Zihnimde nihayet kamburun üzerinden geçtiğime dair korkunç bir şüphe vardı ve bunun en kötü yanı, hiç trajik hissetmedim, ama sadece yorgun ve rahat bir şekilde ayrılmıştı.
(There was an awful suspicion in my mind that I'd finally gone over the hump, and the worst thing about it was that I didn't feel tragic at all, but only weary, and sort of comfortably detached.)

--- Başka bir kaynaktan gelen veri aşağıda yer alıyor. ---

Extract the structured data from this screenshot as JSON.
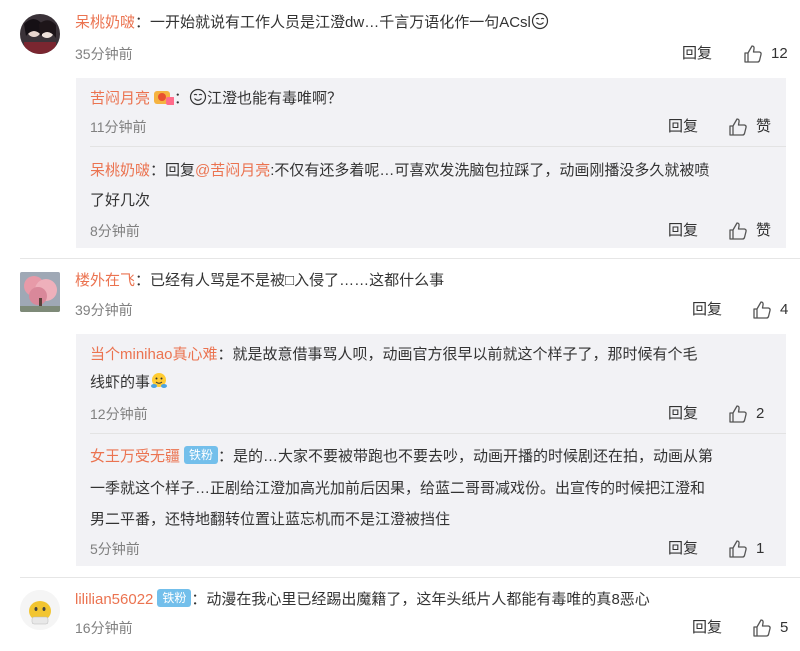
{
  "reply_label": "回复",
  "comments": [
    {
      "user": "呆桃奶啵",
      "text": "：一开始就说有工作人员是江澄dw…千言万语化作一句ACsl",
      "time": "35分钟前",
      "likes": "12",
      "replies": [
        {
          "user": "苦闷月亮",
          "text": "：",
          "text2": "江澄也能有毒唯啊？",
          "time": "11分钟前",
          "likes": "赞"
        },
        {
          "user": "呆桃奶啵",
          "text": "：回复",
          "mention": "@苦闷月亮",
          "text2": ":不仅有还多着呢…可喜欢发洗脑包拉踩了，动画刚播没多久就被喷",
          "text3": "了好几次",
          "time": "8分钟前",
          "likes": "赞"
        }
      ]
    },
    {
      "user": "楼外在飞",
      "text": "：已经有人骂是不是被□入侵了……这都什么事",
      "time": "39分钟前",
      "likes": "4",
      "replies": [
        {
          "user": "当个minihao真心难",
          "text": "：就是故意借事骂人呗，动画官方很早以前就这个样子了，那时候有个毛",
          "text2": "线虾的事",
          "time": "12分钟前",
          "likes": "2"
        },
        {
          "user": "女王万受无疆",
          "badge": "铁粉",
          "text": "：是的…大家不要被带跑也不要去吵，动画开播的时候剧还在拍，动画从第",
          "text2": "一季就这个样子…正剧给江澄加高光加前后因果，给蓝二哥哥减戏份。出宣传的时候把江澄和",
          "text3": "男二平番，还特地翻转位置让蓝忘机而不是江澄被挡住",
          "time": "5分钟前",
          "likes": "1"
        }
      ]
    },
    {
      "user": "lililian56022",
      "badge": "铁粉",
      "text": "：动漫在我心里已经踢出魔籍了，这年头纸片人都能有毒唯的真",
      "text_tail": "恶心",
      "text_tail_prefix": "8",
      "time": "16分钟前",
      "likes": "5"
    }
  ]
}
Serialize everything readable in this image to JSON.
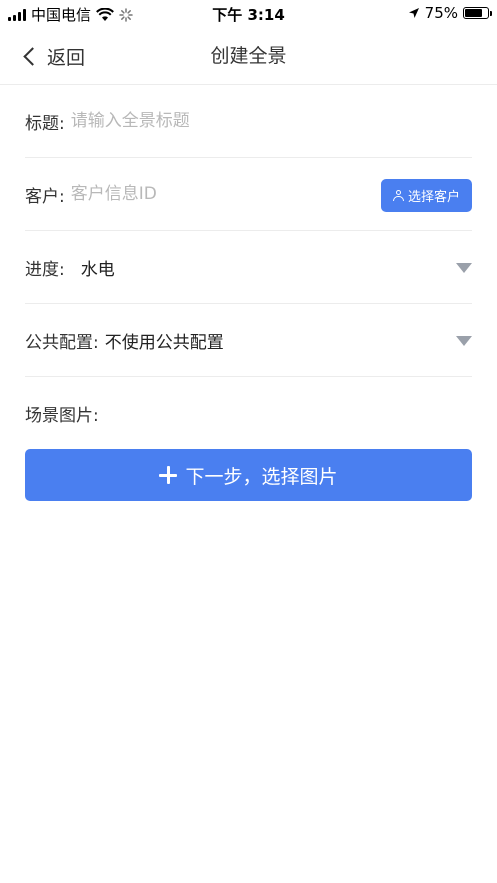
{
  "status_bar": {
    "carrier": "中国电信",
    "time": "下午 3:14",
    "battery": "75%",
    "battery_level": 0.75
  },
  "nav": {
    "back_label": "返回",
    "title": "创建全景"
  },
  "form": {
    "title_label": "标题:",
    "title_placeholder": "请输入全景标题",
    "customer_label": "客户:",
    "customer_placeholder": "客户信息ID",
    "select_customer_label": "选择客户",
    "progress_label": "进度:",
    "progress_value": "水电",
    "public_config_label": "公共配置:",
    "public_config_value": "不使用公共配置",
    "scene_images_label": "场景图片:"
  },
  "next_button_label": "下一步，选择图片",
  "icons": {
    "signal": "signal-icon",
    "wifi": "wifi-icon",
    "loading": "loading-icon",
    "location": "location-arrow-icon",
    "battery": "battery-icon",
    "back": "chevron-left-icon",
    "user": "user-icon",
    "dropdown": "caret-down-icon",
    "plus": "plus-icon"
  },
  "colors": {
    "primary": "#4a7ff0",
    "placeholder": "#b8b8b8",
    "caret": "#9aa0aa"
  }
}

Kahraman, yaşam hakkında rahatsız edici bir farkındalıkla boğuşur, kendi içinde önemli bir dönüm noktasına ulaşmış olabileceğini ima eden bir değişim algılar. Bu an, durumun ağırlığına rağmen trajedi veya umutsuzluk duygusu yaşamadığı konusunda rahatsız edici bir farkındalık getiriyor. Bunun yerine, sanki etrafındaki kaosa uyuşmuş gibi garip bir rahatlama hissi hissediyor.
Bu yorgunluk onu rahat bir müfrezeye götürür, burada çevresini istifa duygusu ile gözlemler. Bu, zor gerçeklerle karşı karşıya olsa da, teselli sağlayan belirli bir kabul var ve deneyimlerinde kargaşa ortasında sakin bir hisle gezinmesine izin veriyor.